RNNs dominated sequence modelling from the mid-2010s until around 2018-2020, when Transformers largely replaced them for NLP. However, several RNN variants and non-recurrent alternatives remain relevant.

Bidirectional RNNs

A standard RNN only sees past context. A bidirectional RNN runs two RNNs: one forwards (t=1 to T) and one backwards (t=T to 1). The hidden states from both directions are concatenated at each timestep, giving the model access to both past and future context.

Output at step t: [h_forward_t ; h_backward_t] (doubled dimension)
Useful when the entire sequence is available (not real-time)
BERT's success partly inspired by biLSTM predecessors (ELMo)
Cannot be used for real-time or autoregressive tasks

Better NER, POS taggingNot for streaming

Temporal Convolutional Networks (TCN)

TCNs apply 1D convolutions along the time dimension with causal masking (filters only see the past) and dilation (exponentially increasing gaps between filter elements). Dilated convolutions allow the receptive field to grow exponentially with layers, capturing very long-range dependencies without recurrence.

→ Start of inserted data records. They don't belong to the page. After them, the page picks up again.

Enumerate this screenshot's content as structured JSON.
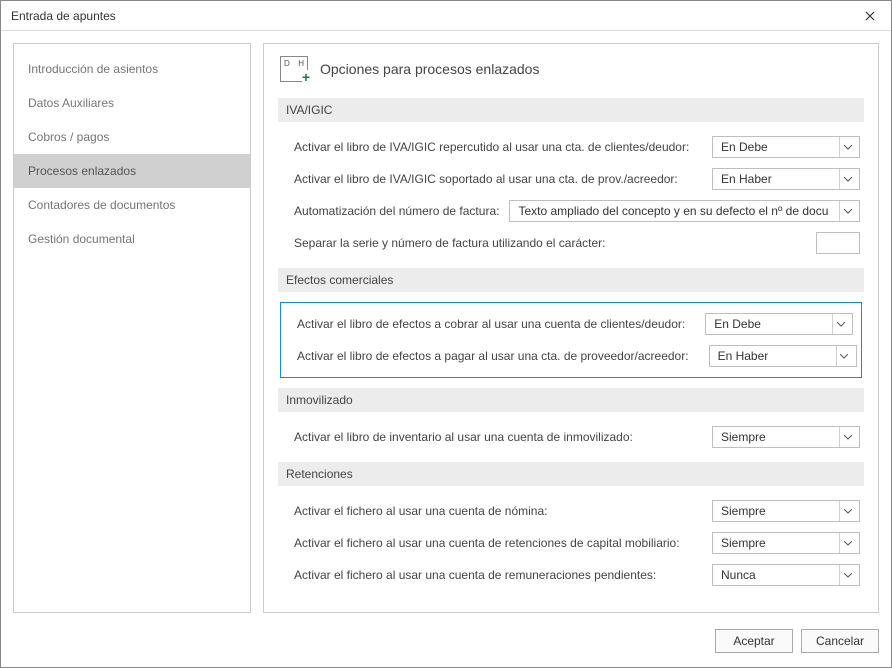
{
  "window": {
    "title": "Entrada de apuntes"
  },
  "sidebar": {
    "items": [
      {
        "label": "Introducción de asientos"
      },
      {
        "label": "Datos Auxiliares"
      },
      {
        "label": "Cobros / pagos"
      },
      {
        "label": "Procesos enlazados"
      },
      {
        "label": "Contadores de documentos"
      },
      {
        "label": "Gestión documental"
      }
    ],
    "selected_index": 3
  },
  "page": {
    "title": "Opciones para procesos enlazados",
    "icon": {
      "d": "D",
      "h": "H"
    }
  },
  "sections": {
    "iva": {
      "title": "IVA/IGIC",
      "rows": {
        "repercutido": {
          "label": "Activar el libro de IVA/IGIC repercutido al usar una cta. de clientes/deudor:",
          "value": "En Debe"
        },
        "soportado": {
          "label": "Activar el libro de IVA/IGIC soportado al usar una cta. de prov./acreedor:",
          "value": "En Haber"
        },
        "autonum": {
          "label": "Automatización del número de factura:",
          "value": "Texto ampliado del concepto y en su defecto el nº de docu"
        },
        "separador": {
          "label": "Separar la serie y número de factura utilizando el carácter:",
          "value": ""
        }
      }
    },
    "efectos": {
      "title": "Efectos comerciales",
      "rows": {
        "cobrar": {
          "label": "Activar el libro de efectos a cobrar al usar una cuenta de clientes/deudor:",
          "value": "En Debe"
        },
        "pagar": {
          "label": "Activar el libro de efectos a pagar al usar una cta. de proveedor/acreedor:",
          "value": "En Haber"
        }
      }
    },
    "inmovilizado": {
      "title": "Inmovilizado",
      "rows": {
        "inventario": {
          "label": "Activar el libro de inventario al usar una cuenta de inmovilizado:",
          "value": "Siempre"
        }
      }
    },
    "retenciones": {
      "title": "Retenciones",
      "rows": {
        "nomina": {
          "label": "Activar el fichero al usar una cuenta de nómina:",
          "value": "Siempre"
        },
        "capital": {
          "label": "Activar el fichero al usar una cuenta de retenciones de capital mobiliario:",
          "value": "Siempre"
        },
        "remun": {
          "label": "Activar el fichero al usar una cuenta de remuneraciones pendientes:",
          "value": "Nunca"
        }
      }
    }
  },
  "footer": {
    "ok": "Aceptar",
    "cancel": "Cancelar"
  }
}
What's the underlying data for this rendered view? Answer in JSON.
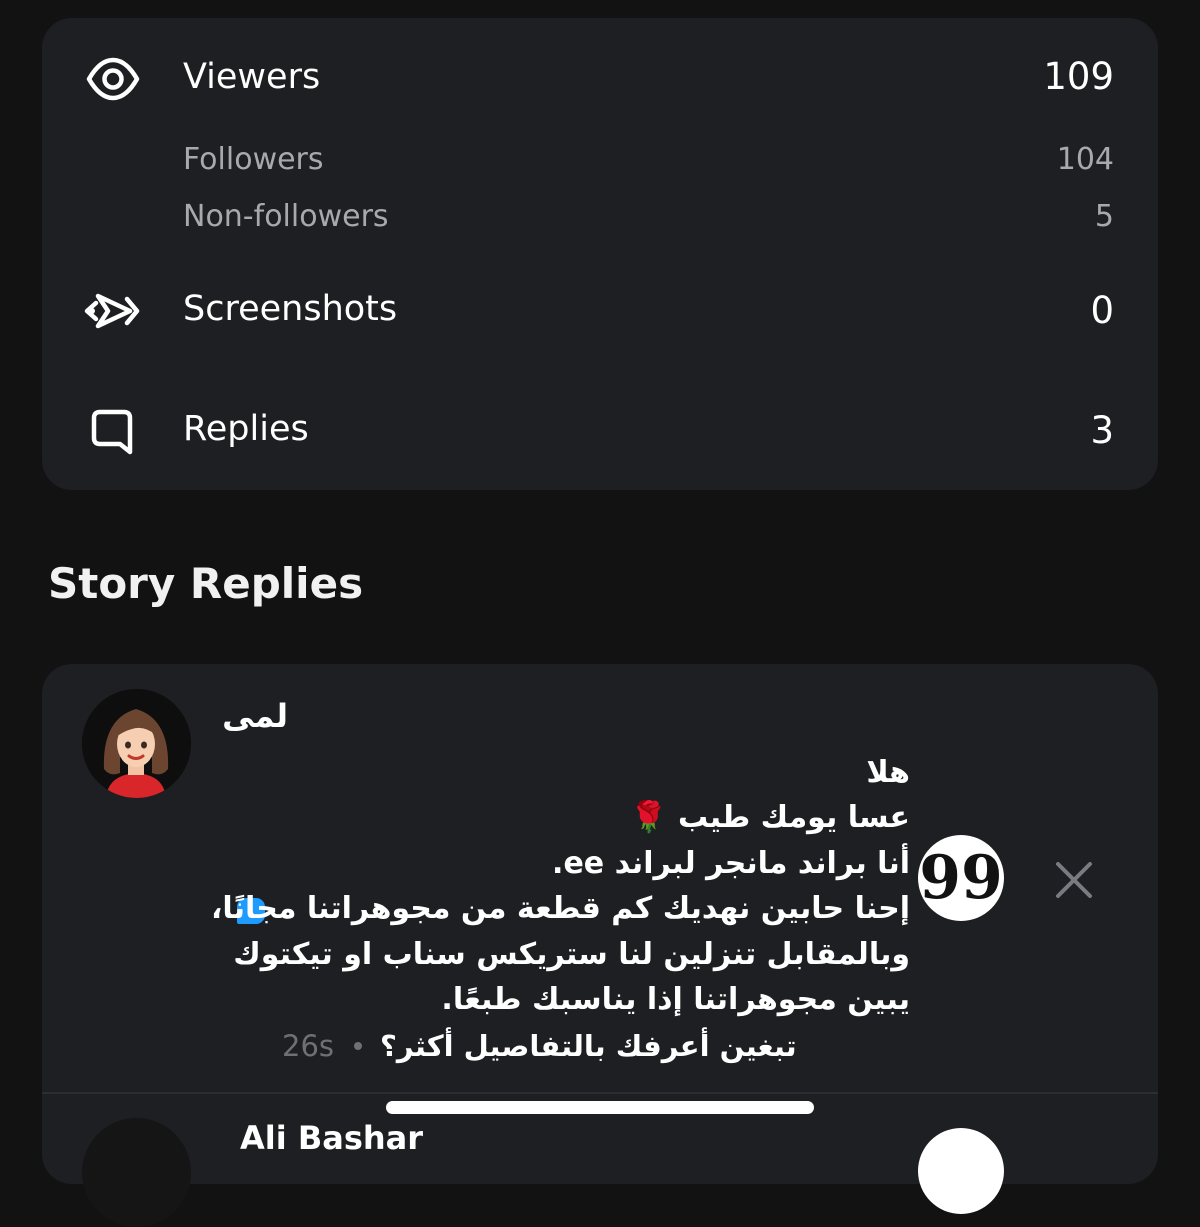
{
  "stats": {
    "viewers": {
      "label": "Viewers",
      "value": "109",
      "icon": "eye-icon"
    },
    "followers": {
      "label": "Followers",
      "value": "104"
    },
    "non_followers": {
      "label": "Non-followers",
      "value": "5"
    },
    "screenshots": {
      "label": "Screenshots",
      "value": "0",
      "icon": "screenshot-arrows-icon"
    },
    "replies": {
      "label": "Replies",
      "value": "3",
      "icon": "chat-bubble-icon"
    }
  },
  "section_title": "Story Replies",
  "reply": {
    "name": "لمى",
    "message_lines": [
      "هلا",
      "عسا يومك طيب 🌹",
      "أنا براند مانجر لبراند ee.",
      "إحنا حابين نهديك كم قطعة من مجوهراتنا مجانًا،",
      "وبالمقابل تنزلين لنا ستريكس سناب او تيكتوك",
      "يبين مجوهراتنا إذا يناسبك طبعًا."
    ],
    "footer_text": "تبغين أعرفك بالتفاصيل أكثر؟",
    "time": "26s",
    "quote_glyph": "99",
    "icons": [
      "avatar",
      "chat-indicator-icon",
      "quote-icon",
      "close-icon"
    ]
  },
  "next_reply": {
    "name": "Ali Bashar"
  },
  "colors": {
    "background": "#121212",
    "card": "#1e1f22",
    "primary_text": "#ffffff",
    "secondary_text": "#a8a8ad",
    "muted_text": "#6f6f74",
    "accent_blue": "#1e9bff"
  }
}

No hidden state — fully parallelisable during training
Dilation 2ˡ at layer l gives exponential receptive field growth
Comparable to LSTM on many tasks, faster to train
WaveNet (DeepMind) is a famous dilated causal CNN

ParallelisableDilated convolutions

Why Transformers Replaced RNNs for NLP

The 2017 paper "Attention Is All You Need" showed that self-attention could model long-range dependencies more effectively than LSTMs, while being fully parallelisable. RNNs process sequences step-by-step — T steps of serial computation per sequence. Transformers process all positions simultaneously.

Transformers: O(T²·d) time but fully parallel; RNNs: O(T·d²) but serial
GPT, BERT, LLaMA — all Transformer-based, none RNN-based
Self-attention directly models any token-to-token relationship
Scale: Transformers absorb more compute and data efficiently

Parallel trainingScales to billions of params

→ Deep dive: Transformers & Attention

Where RNNs Still Excel

RNNs are not obsolete. For edge / embedded deployment, a compact GRU with a 64-unit hidden state has negligible memory footprint and produces outputs in real-time with O(1) memory (the hidden state is fixed-size regardless of sequence length). For streaming inference — where you process one token at a time as it arrives and cannot wait for the full sequence — RNNs are natural. Transformers require the full context window. Newer hybrid architectures like Mamba (2023) and RWKV attempt to combine RNN-like streaming efficiency with Transformer-like modelling quality.